Meet Salto, the most agile wall-jumping robot ever built

7 Dec 2016

Salto, the incredibly agile robot. Image: Stephen McNally/UC Berkeley

Robotics researchers are once again turning to nature for inspiration as new robot Salto has achieved the highest robotic vertical jumping agility ever recorded.

When we think of what it means to be an agile robot, we tend to think of some of the creations of Boston Dynamics, which we have seen travelling across difficult terrain with ease.

But a new robot from University of California Berkeley has taken this to a whole new level – quite literally.

Called Salto (saltatorial locomotion on terrain obstacles), this little robot has been designed to replicate nature’s most vertically agile creature, the galago, which can jump five times in just four seconds to gain a combined height of 8.5 metres.

The creature is able to do this because of a special ability that allows it to store energy in its tendons, meaning that it can jump to heights not achievable by its muscles alone.

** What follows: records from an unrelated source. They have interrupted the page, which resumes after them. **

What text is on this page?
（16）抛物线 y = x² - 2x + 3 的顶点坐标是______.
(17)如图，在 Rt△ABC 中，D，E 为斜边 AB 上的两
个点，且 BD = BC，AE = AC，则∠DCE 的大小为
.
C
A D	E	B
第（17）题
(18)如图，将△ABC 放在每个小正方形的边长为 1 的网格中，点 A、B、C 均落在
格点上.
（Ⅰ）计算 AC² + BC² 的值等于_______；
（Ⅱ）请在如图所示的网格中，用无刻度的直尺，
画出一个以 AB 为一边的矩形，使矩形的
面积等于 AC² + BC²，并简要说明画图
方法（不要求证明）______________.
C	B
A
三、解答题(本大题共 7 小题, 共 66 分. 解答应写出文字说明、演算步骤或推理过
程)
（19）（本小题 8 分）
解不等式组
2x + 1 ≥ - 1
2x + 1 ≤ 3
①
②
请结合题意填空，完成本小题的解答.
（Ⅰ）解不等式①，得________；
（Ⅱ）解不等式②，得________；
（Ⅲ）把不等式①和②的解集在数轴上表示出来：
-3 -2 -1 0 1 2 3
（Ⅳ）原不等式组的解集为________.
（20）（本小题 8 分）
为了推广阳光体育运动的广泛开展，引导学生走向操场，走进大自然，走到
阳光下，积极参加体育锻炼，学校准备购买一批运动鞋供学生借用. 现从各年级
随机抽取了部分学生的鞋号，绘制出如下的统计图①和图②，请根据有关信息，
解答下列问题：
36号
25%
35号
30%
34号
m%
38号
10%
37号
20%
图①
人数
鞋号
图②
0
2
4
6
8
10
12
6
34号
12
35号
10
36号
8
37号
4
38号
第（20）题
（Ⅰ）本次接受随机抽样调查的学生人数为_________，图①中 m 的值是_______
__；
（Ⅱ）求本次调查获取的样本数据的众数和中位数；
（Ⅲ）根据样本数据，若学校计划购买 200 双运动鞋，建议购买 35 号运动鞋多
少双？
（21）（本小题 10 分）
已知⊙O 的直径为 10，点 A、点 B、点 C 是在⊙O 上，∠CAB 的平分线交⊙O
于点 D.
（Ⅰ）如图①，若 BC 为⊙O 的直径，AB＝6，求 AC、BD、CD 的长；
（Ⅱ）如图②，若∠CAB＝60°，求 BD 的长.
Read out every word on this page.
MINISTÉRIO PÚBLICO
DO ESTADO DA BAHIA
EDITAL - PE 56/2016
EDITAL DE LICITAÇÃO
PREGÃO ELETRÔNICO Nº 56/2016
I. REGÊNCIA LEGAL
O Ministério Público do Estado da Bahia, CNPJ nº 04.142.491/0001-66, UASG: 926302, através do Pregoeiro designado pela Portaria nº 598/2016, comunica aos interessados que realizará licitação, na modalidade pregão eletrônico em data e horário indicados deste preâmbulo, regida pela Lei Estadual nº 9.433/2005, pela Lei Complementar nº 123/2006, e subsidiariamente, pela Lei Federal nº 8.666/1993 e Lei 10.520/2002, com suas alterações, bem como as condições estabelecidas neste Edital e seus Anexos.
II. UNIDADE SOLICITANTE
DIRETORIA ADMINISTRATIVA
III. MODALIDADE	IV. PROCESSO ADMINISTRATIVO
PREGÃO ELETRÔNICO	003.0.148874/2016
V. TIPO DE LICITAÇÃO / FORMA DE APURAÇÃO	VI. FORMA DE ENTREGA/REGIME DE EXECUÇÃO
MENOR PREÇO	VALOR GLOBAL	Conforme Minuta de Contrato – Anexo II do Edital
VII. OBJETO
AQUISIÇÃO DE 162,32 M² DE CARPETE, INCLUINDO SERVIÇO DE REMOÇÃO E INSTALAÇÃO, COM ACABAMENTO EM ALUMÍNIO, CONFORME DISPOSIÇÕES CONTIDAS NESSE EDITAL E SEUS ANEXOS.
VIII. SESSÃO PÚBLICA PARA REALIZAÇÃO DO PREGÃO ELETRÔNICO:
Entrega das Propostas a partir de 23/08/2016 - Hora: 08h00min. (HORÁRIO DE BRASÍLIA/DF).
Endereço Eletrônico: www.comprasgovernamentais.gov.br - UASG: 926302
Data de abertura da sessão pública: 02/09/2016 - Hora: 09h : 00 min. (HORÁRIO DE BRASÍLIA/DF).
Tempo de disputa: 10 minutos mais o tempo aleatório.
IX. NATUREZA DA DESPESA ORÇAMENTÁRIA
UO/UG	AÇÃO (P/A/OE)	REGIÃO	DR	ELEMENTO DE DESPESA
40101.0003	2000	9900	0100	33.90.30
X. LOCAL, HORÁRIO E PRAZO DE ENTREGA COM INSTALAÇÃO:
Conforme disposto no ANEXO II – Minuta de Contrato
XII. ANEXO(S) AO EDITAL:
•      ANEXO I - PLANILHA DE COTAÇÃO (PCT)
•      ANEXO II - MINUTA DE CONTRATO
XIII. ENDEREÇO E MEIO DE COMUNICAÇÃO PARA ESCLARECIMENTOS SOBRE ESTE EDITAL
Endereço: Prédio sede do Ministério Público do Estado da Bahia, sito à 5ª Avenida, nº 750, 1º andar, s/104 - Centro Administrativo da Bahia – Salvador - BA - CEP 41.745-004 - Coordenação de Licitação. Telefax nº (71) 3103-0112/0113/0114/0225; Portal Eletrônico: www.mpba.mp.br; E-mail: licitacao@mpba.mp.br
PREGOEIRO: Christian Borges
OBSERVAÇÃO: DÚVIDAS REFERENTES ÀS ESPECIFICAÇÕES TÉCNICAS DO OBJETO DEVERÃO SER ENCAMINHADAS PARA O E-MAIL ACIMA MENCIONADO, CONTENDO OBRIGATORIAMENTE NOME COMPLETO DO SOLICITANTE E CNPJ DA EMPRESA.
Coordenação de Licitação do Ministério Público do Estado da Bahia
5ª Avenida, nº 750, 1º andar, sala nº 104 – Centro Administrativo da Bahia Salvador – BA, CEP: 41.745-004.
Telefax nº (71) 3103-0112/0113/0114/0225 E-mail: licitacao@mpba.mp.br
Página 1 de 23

But, in order for Salto to achieve this, the research team – led by Duncan Haldane – had to develop an entirely new metric to measure vertical agility.

This is defined by the height that something can reach with a single jump in Earth gravity, multiplied by the frequency at which that jump can be made.

So, in this case, Salto’s ability to vertically jump at a height of 1.75 metres per second makes it better than a bullfrog at 1.71 metres per second, but leaves it far behind the galago at 2.24 metres per second.

Could soon match performance of animals

Publishing its findings in the journal Science Robotics, the team explained that Salto was able to achieve this by its internal motor, which drives a spring to crouch the robot in a similar stance to the galago.

By using power modulation, Salto doesn’t need to wind up before a jump. As soon as it jumps, Salto is ready to jump again.

This gives it 78pc of the vertical jumping ability of the galago, far surpassing previous records, which managed 55pc.

Haldane’s professor, Ronald Fearing, said of Salto’s design: “By combining biologically inspired design principles with improved engineering technology, matching the agile performance of animals may not be that far off.”